I watch a lot of procedurals. OK, I watch them all.
So when I say they can run together at times, you know I’ve spent hours of my life doing the research. That is not a concern for the new ABC series The Rookie: Feds because Niecy Nash-Betts makes sure this doesn’t feel like anything else in the genre.
In her new series, The Rookie: Feds, Nash-Betts is former high school guidance counselor Simone Clark, a determined badass queen who becomes the oldest graduate of the FBI academy. What sets the show apart from the rest of the procedural genre is that a law enforcement story is being told from the perspective of a Black woman. Simone is confident in her abilities, but she also recognizes she has to constantly prove herself to other agents. Are there cases of the week and gruff bosses running the team? Yes, of course. But there’s also Nash-Betts’ outgoing personality and grounded performance that makes Simone feel like an old friend we’re just catching up with.
Nash-Betts spoke with The Root about Simone’s relationship with her activist father and working in multiple genres and projects at the same time.
“It feels like a gift to be able to play Simone because her Black Girl Magic is off the chain,” she said.
It’s only been since the Black Lives Matter protests of 2020 that some cop shows have begun to acknowledge the stereotypes they’ve perpetuated for years. The Rookie: Feds is meeting the issue head-on with the relationship between Simone and her father, Cutty (played by Frankie R. Faison), disagreeing about her career choice. Cutty was incarcerated for eight years for a crime he didn’t commit until an FBI investigation set him free. He’s now an activist in the community and is deeply distrustful of law enforcement. Their differing views sometimes lead to tense situations between the two, but their love and respect for one another are always apparent. It’s a complex, beautiful story that could only be told on a procedural with a Black family as the leads.

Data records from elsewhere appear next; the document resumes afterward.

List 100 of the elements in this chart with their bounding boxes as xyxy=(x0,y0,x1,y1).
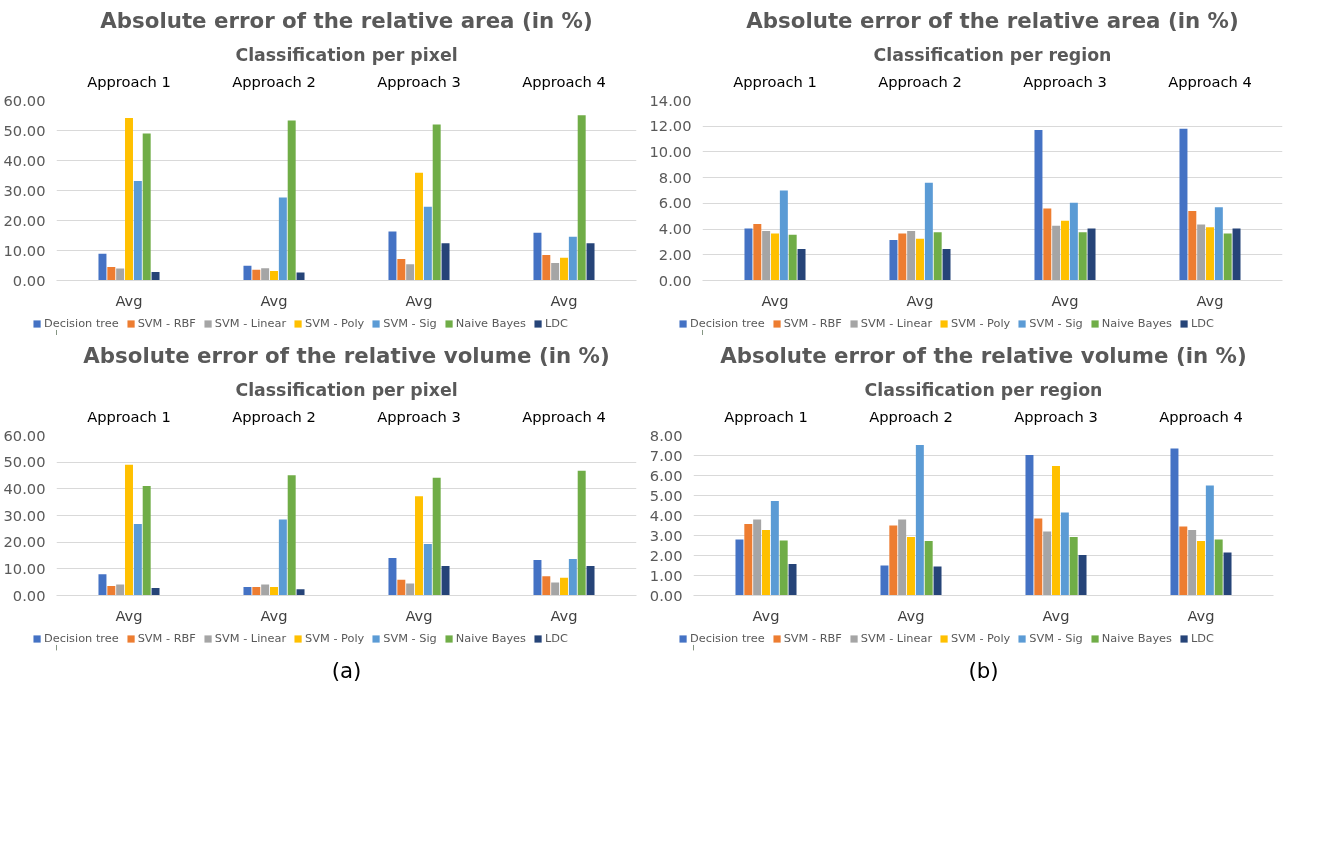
x-tick-label: Avg xyxy=(260,606,288,624)
text: Approach 3 xyxy=(1014,407,1098,425)
text: (b) xyxy=(968,657,999,683)
bar xyxy=(423,206,432,281)
x-tick-label: Avg xyxy=(550,606,578,624)
bar xyxy=(744,524,753,596)
x-tick-label: Avg xyxy=(115,606,143,624)
bar xyxy=(577,470,586,596)
y-tick-label: 0.00 xyxy=(12,586,46,604)
bar xyxy=(287,475,296,596)
bar xyxy=(942,249,951,281)
chart-subtitle: Classification per region xyxy=(873,44,1112,65)
text: Approach 4 xyxy=(1159,407,1243,425)
bar xyxy=(397,579,406,596)
bar xyxy=(116,268,125,281)
text: Approach 2 xyxy=(869,407,953,425)
bar xyxy=(1025,455,1034,596)
bar xyxy=(924,540,933,596)
text: Approach 4 xyxy=(522,72,606,90)
bar xyxy=(915,444,924,596)
y-tick-label: 6.00 xyxy=(649,466,683,484)
bar xyxy=(270,586,278,596)
y-tick-label: 8.00 xyxy=(649,426,683,444)
text: Approach 4 xyxy=(522,407,606,425)
x-tick-label: Avg xyxy=(1196,291,1224,309)
bar xyxy=(898,233,907,281)
bar xyxy=(1188,211,1197,281)
bar xyxy=(397,258,406,281)
bar xyxy=(1205,485,1214,596)
bar xyxy=(406,264,415,281)
bar xyxy=(296,272,305,281)
bar xyxy=(1170,448,1179,596)
bar xyxy=(388,231,397,281)
legend-label: SVM - Poly xyxy=(305,631,365,645)
bar xyxy=(1188,530,1197,596)
bar xyxy=(125,117,133,281)
legend-label: Naive Bayes xyxy=(455,631,526,645)
bar xyxy=(252,269,261,281)
y-tick-label: 4.00 xyxy=(658,220,692,238)
bar xyxy=(1034,130,1043,281)
bar xyxy=(1069,537,1078,596)
y-tick-label: 40.00 xyxy=(3,151,46,169)
legend-label: SVM - Sig xyxy=(383,316,437,330)
text: Approach 2 xyxy=(232,72,316,90)
bar xyxy=(415,172,423,281)
bar xyxy=(898,519,907,596)
bar xyxy=(415,496,423,596)
legend-label: LDC xyxy=(544,316,568,330)
bar xyxy=(735,539,744,596)
bar xyxy=(432,477,441,596)
y-tick-label: 30.00 xyxy=(3,506,46,524)
bar xyxy=(907,537,915,596)
y-tick-label: 10.00 xyxy=(649,142,692,160)
y-tick-label: 10.00 xyxy=(3,241,46,259)
bar xyxy=(533,232,542,281)
y-tick-label: 20.00 xyxy=(3,533,46,551)
bar xyxy=(533,560,542,596)
bar xyxy=(560,577,568,596)
bar xyxy=(770,500,779,596)
legend-label: SVM - Linear xyxy=(214,631,287,645)
y-tick-label: 5.00 xyxy=(649,486,683,504)
bar xyxy=(278,519,287,596)
bar xyxy=(1223,233,1232,281)
y-tick-label: 30.00 xyxy=(3,181,46,199)
y-tick-label: 2.00 xyxy=(658,245,692,263)
y-tick-label: 1.00 xyxy=(649,566,683,584)
text: Approach 1 xyxy=(87,72,171,90)
bar xyxy=(243,586,252,596)
bar xyxy=(423,544,432,596)
bar xyxy=(1052,465,1060,596)
bar xyxy=(296,589,305,596)
legend-label: Naive Bayes xyxy=(1101,631,1172,645)
text: Approach 4 xyxy=(1168,72,1252,90)
bar xyxy=(1078,232,1087,281)
bar xyxy=(98,574,107,596)
text: Approach 1 xyxy=(87,407,171,425)
y-tick-label: 0.00 xyxy=(12,271,46,289)
text: Approach 3 xyxy=(377,407,461,425)
bar xyxy=(1078,554,1087,596)
bar xyxy=(551,263,560,281)
bar xyxy=(270,270,278,281)
legend-label: SVM - RBF xyxy=(783,631,842,645)
y-tick-label: 12.00 xyxy=(649,117,692,135)
bar xyxy=(788,564,797,596)
bar xyxy=(560,257,568,281)
legend-label: SVM - Sig xyxy=(1029,631,1083,645)
bar xyxy=(441,565,450,596)
legend-label: SVM - Poly xyxy=(305,316,365,330)
bar xyxy=(753,223,762,281)
legend-label: Decision tree xyxy=(690,631,765,645)
y-tick-label: 20.00 xyxy=(3,211,46,229)
text: Approach 3 xyxy=(1023,72,1107,90)
chart-subtitle: Classification per region xyxy=(864,379,1103,400)
x-tick-label: Avg xyxy=(405,606,433,624)
bar xyxy=(278,197,287,281)
legend-label: SVM - Linear xyxy=(214,316,287,330)
bar xyxy=(788,234,797,281)
bar xyxy=(107,585,116,596)
bar xyxy=(889,240,898,281)
bar xyxy=(586,243,595,281)
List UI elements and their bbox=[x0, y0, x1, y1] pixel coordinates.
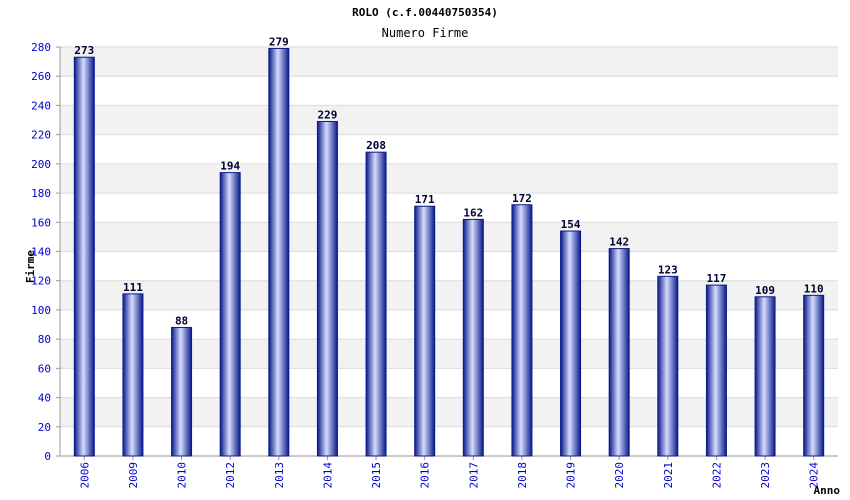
x-tick-label-2010: 2010 bbox=[176, 462, 189, 489]
value-label-2021: 123 bbox=[658, 263, 678, 276]
plot-band bbox=[60, 193, 838, 223]
value-label-2016: 171 bbox=[415, 193, 435, 206]
y-tick-label: 160 bbox=[31, 216, 51, 229]
bar-2018 bbox=[511, 204, 533, 457]
value-label-2023: 109 bbox=[755, 284, 775, 297]
value-label-2020: 142 bbox=[609, 236, 629, 249]
y-tick-label: 260 bbox=[31, 70, 51, 83]
y-tick-label: 80 bbox=[38, 333, 51, 346]
y-tick-label: 180 bbox=[31, 187, 51, 200]
y-tick-label: 280 bbox=[31, 41, 51, 54]
x-tick-label-2019: 2019 bbox=[565, 462, 578, 489]
x-tick-label-2006: 2006 bbox=[78, 462, 91, 489]
value-label-2015: 208 bbox=[366, 139, 386, 152]
bar-2017 bbox=[462, 218, 484, 457]
plot-band bbox=[60, 76, 838, 106]
value-label-2012: 194 bbox=[220, 160, 240, 173]
value-label-2014: 229 bbox=[318, 108, 338, 121]
x-tick-label-2009: 2009 bbox=[127, 462, 140, 489]
x-tick-label-2018: 2018 bbox=[516, 462, 529, 489]
y-tick-label: 100 bbox=[31, 304, 51, 317]
bar-2024 bbox=[803, 294, 825, 457]
x-tick-label-2024: 2024 bbox=[808, 462, 821, 489]
value-label-2009: 111 bbox=[123, 281, 143, 294]
plot-band bbox=[60, 105, 838, 135]
value-label-2018: 172 bbox=[512, 192, 532, 205]
bar-2019 bbox=[560, 230, 582, 457]
value-label-2006: 273 bbox=[74, 44, 94, 57]
y-tick-label: 200 bbox=[31, 158, 51, 171]
chart-title: ROLO (c.f.00440750354) bbox=[352, 6, 498, 19]
x-tick-label-2022: 2022 bbox=[710, 462, 723, 489]
plot-band bbox=[60, 163, 838, 194]
x-tick-label-2015: 2015 bbox=[370, 462, 383, 489]
bar-2009 bbox=[122, 293, 144, 457]
bar-2015 bbox=[365, 151, 387, 457]
value-label-2024: 110 bbox=[804, 282, 824, 295]
x-tick-label-2023: 2023 bbox=[759, 462, 772, 489]
value-label-2013: 279 bbox=[269, 35, 289, 48]
plot-band bbox=[60, 251, 838, 281]
plot-band bbox=[60, 134, 838, 164]
plot-band bbox=[60, 222, 838, 252]
bar-2006 bbox=[73, 56, 95, 457]
x-tick-label-2013: 2013 bbox=[273, 462, 286, 489]
labels: 0 20 40 60 80 100 120 140 160 180 200 220 240 260 280 2… bbox=[24, 35, 840, 497]
bar-2023 bbox=[754, 296, 776, 457]
x-tick-label-2020: 2020 bbox=[613, 462, 626, 489]
y-tick-label: 0 bbox=[44, 450, 51, 463]
bar-2021 bbox=[657, 275, 679, 457]
value-label-2019: 154 bbox=[561, 218, 581, 231]
x-tick-label-2016: 2016 bbox=[419, 462, 432, 489]
x-tick-label-2014: 2014 bbox=[321, 462, 334, 489]
y-tick-label: 220 bbox=[31, 129, 51, 142]
bar-2013 bbox=[268, 47, 290, 457]
y-tick-label: 140 bbox=[31, 246, 51, 259]
value-label-2010: 88 bbox=[175, 314, 188, 327]
y-axis-title: Firme bbox=[24, 250, 37, 283]
bars bbox=[73, 47, 825, 457]
x-axis-title: Anno bbox=[814, 484, 841, 497]
y-tick-label: 60 bbox=[38, 362, 51, 375]
x-tick-label-2017: 2017 bbox=[467, 462, 480, 489]
chart-subtitle: Numero Firme bbox=[381, 26, 469, 40]
bar-2012 bbox=[219, 172, 241, 457]
bar-2014 bbox=[316, 120, 338, 457]
x-tick-label-2021: 2021 bbox=[662, 462, 675, 489]
bar-2016 bbox=[414, 205, 436, 457]
y-tick-label: 40 bbox=[38, 392, 51, 405]
y-tick-label: 20 bbox=[38, 421, 51, 434]
value-label-2017: 162 bbox=[463, 206, 483, 219]
bar-2010 bbox=[171, 326, 193, 457]
y-tick-label: 240 bbox=[31, 99, 51, 112]
value-label-2022: 117 bbox=[707, 272, 727, 285]
plot-band bbox=[60, 47, 838, 77]
x-tick-label-2012: 2012 bbox=[224, 462, 237, 489]
y-tick-label: 120 bbox=[31, 275, 51, 288]
bar-2022 bbox=[705, 284, 727, 457]
bar-2020 bbox=[608, 248, 630, 457]
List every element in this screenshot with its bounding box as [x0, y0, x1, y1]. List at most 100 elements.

“When she gets the opportunity to live her dream, it’s at a time when her father has become very jaded and has since become the leader of the ‘Defund the Police’ movement in his community,” Nash-Betts said. “There is so much love there, but they are on different sides and opposing opinions about the law.”
The Rookie: Feds’ debut season comes as the actress is also receiving acclaim for her work as Glenda Cleveland in the Netflix limited series Dahmer – Monster: The Jeffrey Dahmer Story. For the Reno 911! star it has been a long road and a lot of self-belief to be recognized for her dramatic work.
“It is such a blessing to be able to taste all these disciplines,” she said. “I started in comedy and when I wanted to move into drama, I was told I had a lane and needed to stay in it. But I was like, ‘People who can make you laugh, can make you cry. Let me show you.’ And this is a long time for me to prove that I can be able to thread the needle and I could master both.”
I don’t know who told Niecy she needed to stay in her lane and just do comedy, but I’m petty enough to hope they’re somewhere watching all her success and kicking themselves for missing out on such an amazing talent.
The Rookie: Feds airs Tuesdays at 10 p.m. on ABC and is available to stream on Hulu.